Every now and then someone calls me a foodie and I go all giggly and ‘who me? no, not really! oh, do you think so…?’ I’m genuinely not , my cooking is not even remotely adventurous and I don’t get much time for it, but there is a glamour about them foodies – a kind of luxurious dedication to the good things in life – and I am delighted by the association. Anyway, based on the fact that I occasionally have a bit of a food-based rant, Silvana de Soissons, editor of the beautiful website The Foodie Bugle has interviewed me about how I grow, eat and cook, so I thought I really ought to write something food-related on here, in case any of them foodies rock up here as a result.
Being interviewed made me realise that I have a standard set of dishes – not especially exciting ones – that I re-hash again and again but with slightly different ingredients.
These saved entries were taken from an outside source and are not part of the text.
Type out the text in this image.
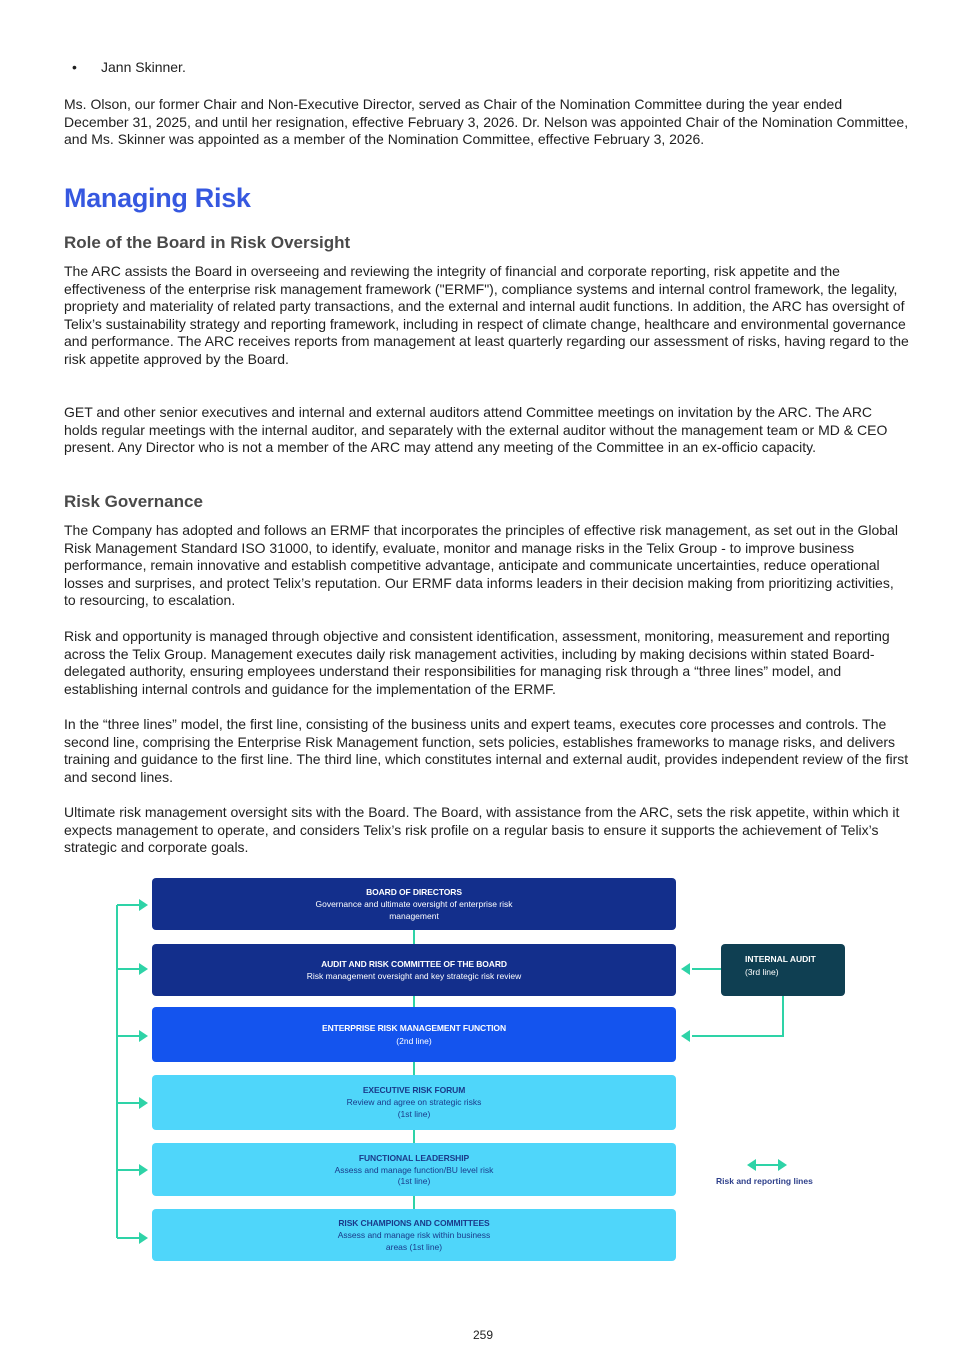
• Jann Skinner.

Ms. Olson, our former Chair and Non-Executive Director, served as Chair of the Nomination Committee during the year ended December 31, 2025, and until her resignation, effective February 3, 2026. Dr. Nelson was appointed Chair of the Nomination Committee, and Ms. Skinner was appointed as a member of the Nomination Committee, effective February 3, 2026.

Managing Risk
Role of the Board in Risk Oversight

The ARC assists the Board in overseeing and reviewing the integrity of financial and corporate reporting, risk appetite and the effectiveness of the enterprise risk management framework ("ERMF"), compliance systems and internal control framework, the legality, propriety and materiality of related party transactions, and the external and internal audit functions. In addition, the ARC has oversight of Telix’s sustainability strategy and reporting framework, including in respect of climate change, healthcare and environmental governance and performance. The ARC receives reports from management at least quarterly regarding our assessment of risks, having regard to the risk appetite approved by the Board.

GET and other senior executives and internal and external auditors attend Committee meetings on invitation by the ARC. The ARC holds regular meetings with the internal auditor, and separately with the external auditor without the management team or MD & CEO present. Any Director who is not a member of the ARC may attend any meeting of the Committee in an ex-officio capacity.

Risk Governance

The Company has adopted and follows an ERMF that incorporates the principles of effective risk management, as set out in the Global Risk Management Standard ISO 31000, to identify, evaluate, monitor and manage risks in the Telix Group - to improve business performance, remain innovative and establish competitive advantage, anticipate and communicate uncertainties, reduce operational losses and surprises, and protect Telix’s reputation. Our ERMF data informs leaders in their decision making from prioritizing activities, to resourcing, to escalation.

Risk and opportunity is managed through objective and consistent identification, assessment, monitoring, measurement and reporting across the Telix Group. Management executes daily risk management activities, including by making decisions within stated Board-delegated authority, ensuring employees understand their responsibilities for managing risk through a “three lines” model, and establishing internal controls and guidance for the implementation of the ERMF.

In the “three lines” model, the first line, consisting of the business units and expert teams, executes core processes and controls. The second line, comprising the Enterprise Risk Management function, sets policies, establishes frameworks to manage risks, and delivers training and guidance to the first line. The third line, which constitutes internal and external audit, provides independent review of the first and second lines.

Ultimate risk management oversight sits with the Board. The Board, with assistance from the ARC, sets the risk appetite, within which it expects management to operate, and considers Telix’s risk profile on a regular basis to ensure it supports the achievement of Telix’s strategic and corporate goals.

BOARD OF DIRECTORS
Governance and ultimate oversight of enterprise risk management
AUDIT AND RISK COMMITTEE OF THE BOARD
Risk management oversight and key strategic risk review
ENTERPRISE RISK MANAGEMENT FUNCTION
(2nd line)
EXECUTIVE RISK FORUM
Review and agree on strategic risks
(1st line)
FUNCTIONAL LEADERSHIP
Assess and manage function/BU level risk (1st line)
RISK CHAMPIONS AND COMMITTEES
Assess and manage risk within business areas (1st line)
INTERNAL AUDIT
(3rd line)
Risk and reporting lines
259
At first I felt a bit embarrassed about this, but thinking further it’s not a bad way to cook, if you are trying to use seasonal veg-box or allotment produce, and also if you are trying to get kids to eat. So here are my bog standards for veg: roast veg (maybe topped with feta cheese, served with rice), veg in a cheese sauce (sometimes with macaroni), pasta sauce, stir fry and quiche. With fruit I make crumbles, eve’s pudding, fruity sponges and I sometimes mix it into flapjacks. There must be more but I am racking my brain and I really can’t think of any. That makes mealtimes sound very dull round mine, but actually, if you’ve got different ingredients to add to the basics each time, it’s not a bad approach, and it means I can cook without too much thought, and occasionally coax the kids into eating vegetables…. Tell me your own bog standards and I will probably nick them for my next book.
Yesterday I made one of those fruity sponges. This is something I did a lot of last year. We have a lot of soft fruit at the allotment, but above all we have gooseberries, in vast quantities. So we start picking early and go on and on, and I picked the first handful yesterday morning. You can get sick of them but last year I chanced onto chucking them into a sponge cake (I use a Delia version that I do for every single birthday). Yesterday was a friend’s birthday so I made her the cake you see above: bog standard Delia, plus gooseberries and lemon zest, plus I sprinkled some elderflower flowers in, which may not be the right way. Do tell me if you have a better elderflower-flavour-infusion method. The result (eaten in the pub last night) was early summer made cake: fragrant and light but with those juicy sour notes when you stumbled across a whole gooseberry. But it will be just as good with strawberries and vanilla at high summer, or with apple and blackberries in early autumn, or with apples and cinnamon in late autumn.